Biostatistics. 2006 Jul;7(3):486-502. doi: 10.1093/biostatistics/kxj021. Epub 2006 Feb 24.
Estimating the effects of haplotypes on the age of onset of a disease is an important step toward the discovery of genes that influence complex human diseases. A haplotype is a specific sequence of nucleotides on the same chromosome of an individual and can only be measured indirectly through the genotype. We consider cohort studies which collect genotype data on a subset of cohort members through case-cohort or nested case-control sampling. We formulate the effects of haplotypes and possibly time-varying environmental variables on the age of onset through a broad class of semiparametric regression models. We construct appropriate nonparametric likelihoods, which involve both finite- and infinite-dimensional parameters.
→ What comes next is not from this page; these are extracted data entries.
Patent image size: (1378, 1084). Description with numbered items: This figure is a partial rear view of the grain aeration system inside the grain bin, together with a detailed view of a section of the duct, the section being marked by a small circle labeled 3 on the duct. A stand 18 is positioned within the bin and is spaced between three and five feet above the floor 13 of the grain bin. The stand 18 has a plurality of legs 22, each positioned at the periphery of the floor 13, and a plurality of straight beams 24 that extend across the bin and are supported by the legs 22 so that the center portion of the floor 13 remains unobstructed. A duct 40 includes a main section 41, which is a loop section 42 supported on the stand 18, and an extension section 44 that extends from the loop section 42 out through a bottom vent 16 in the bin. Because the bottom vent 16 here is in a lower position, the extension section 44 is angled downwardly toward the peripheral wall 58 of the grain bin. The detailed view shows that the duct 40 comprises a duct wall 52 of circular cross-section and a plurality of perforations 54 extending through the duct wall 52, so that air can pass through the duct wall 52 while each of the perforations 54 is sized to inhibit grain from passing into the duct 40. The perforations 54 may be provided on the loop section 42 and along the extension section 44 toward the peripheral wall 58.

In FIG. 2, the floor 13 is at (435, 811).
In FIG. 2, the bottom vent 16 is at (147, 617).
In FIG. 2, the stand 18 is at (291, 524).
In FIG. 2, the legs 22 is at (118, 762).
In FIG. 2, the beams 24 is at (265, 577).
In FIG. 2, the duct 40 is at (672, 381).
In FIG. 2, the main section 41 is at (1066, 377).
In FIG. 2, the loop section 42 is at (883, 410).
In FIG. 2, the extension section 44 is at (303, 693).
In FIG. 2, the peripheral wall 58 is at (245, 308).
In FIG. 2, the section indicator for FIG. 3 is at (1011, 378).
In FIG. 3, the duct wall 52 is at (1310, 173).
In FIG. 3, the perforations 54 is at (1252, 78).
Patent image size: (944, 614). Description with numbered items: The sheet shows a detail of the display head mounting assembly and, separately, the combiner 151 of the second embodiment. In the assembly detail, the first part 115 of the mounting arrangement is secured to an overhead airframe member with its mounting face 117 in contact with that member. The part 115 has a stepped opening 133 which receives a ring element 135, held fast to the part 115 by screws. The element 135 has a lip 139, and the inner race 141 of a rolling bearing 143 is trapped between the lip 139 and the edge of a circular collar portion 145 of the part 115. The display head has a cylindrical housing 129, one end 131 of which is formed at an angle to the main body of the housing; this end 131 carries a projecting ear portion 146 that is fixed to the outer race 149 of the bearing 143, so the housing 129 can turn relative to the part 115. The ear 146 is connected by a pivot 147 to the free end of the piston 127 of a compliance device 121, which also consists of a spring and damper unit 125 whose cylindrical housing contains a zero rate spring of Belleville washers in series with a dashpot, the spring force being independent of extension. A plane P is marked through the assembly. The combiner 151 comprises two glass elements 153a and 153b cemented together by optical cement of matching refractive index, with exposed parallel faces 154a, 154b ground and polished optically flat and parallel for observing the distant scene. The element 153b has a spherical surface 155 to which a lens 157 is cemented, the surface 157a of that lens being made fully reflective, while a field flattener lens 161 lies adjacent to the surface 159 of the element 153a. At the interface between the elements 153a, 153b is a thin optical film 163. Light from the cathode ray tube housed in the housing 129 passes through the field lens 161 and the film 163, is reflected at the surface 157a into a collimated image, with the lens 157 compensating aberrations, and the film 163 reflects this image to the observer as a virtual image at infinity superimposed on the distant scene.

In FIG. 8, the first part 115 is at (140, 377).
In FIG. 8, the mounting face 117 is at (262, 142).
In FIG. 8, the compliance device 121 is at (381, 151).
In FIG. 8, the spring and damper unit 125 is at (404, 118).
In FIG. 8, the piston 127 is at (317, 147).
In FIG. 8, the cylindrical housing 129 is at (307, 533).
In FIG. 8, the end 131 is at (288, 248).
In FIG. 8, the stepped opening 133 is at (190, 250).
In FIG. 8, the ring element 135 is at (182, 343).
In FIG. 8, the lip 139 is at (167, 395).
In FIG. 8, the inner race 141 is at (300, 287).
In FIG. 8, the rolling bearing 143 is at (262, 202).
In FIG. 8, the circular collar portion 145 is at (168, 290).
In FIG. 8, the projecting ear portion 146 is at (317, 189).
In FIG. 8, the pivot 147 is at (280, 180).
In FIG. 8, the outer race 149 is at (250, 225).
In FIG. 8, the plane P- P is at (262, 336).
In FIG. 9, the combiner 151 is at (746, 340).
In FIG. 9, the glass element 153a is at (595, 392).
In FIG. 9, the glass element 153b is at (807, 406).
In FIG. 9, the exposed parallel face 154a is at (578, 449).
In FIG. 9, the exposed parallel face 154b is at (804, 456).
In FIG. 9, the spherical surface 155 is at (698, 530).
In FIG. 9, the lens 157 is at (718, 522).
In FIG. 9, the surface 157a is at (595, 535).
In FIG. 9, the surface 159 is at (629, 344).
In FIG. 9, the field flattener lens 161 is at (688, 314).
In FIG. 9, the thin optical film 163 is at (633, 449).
The corresponding nonparametric maximum likelihood estimators are shown to be consistent, asymptotically normal, and asymptotically efficient. Consistent variance-covariance estimators are provided, and efficient and reliable numerical algorithms are developed. Simulation studies demonstrate that the asymptotic approximations are accurate in practical settings and that case-cohort and nested case-control designs are highly cost-effective. An application to a major cardiovascular study is provided.
估计单倍型对疾病发病年龄的影响是发现影响复杂人类疾病基因的重要一步。单倍型是个体同一条染色体上核苷酸的特定序列,只能通过基因型间接测量。我们考虑通过病例队列或巢式病例对照抽样收集队列成员子集基因型数据的队列研究。我们通过一类广泛的半参数回归模型来阐述单倍型以及可能随时间变化的环境变量对发病年龄的影响。我们构建了适当的非参数似然函数,其中涉及有限维和无限维参数。相应的非参数极大似然估计量被证明是一致的、渐近正态的且渐近有效的。提供了一致的方差协方差估计量,并开发了高效可靠的数值算法。模拟研究表明,在实际情况下渐近近似是准确的,并且病例队列和巢式病例对照设计具有很高的成本效益。还给出了一个在一项重大心血管研究中的应用。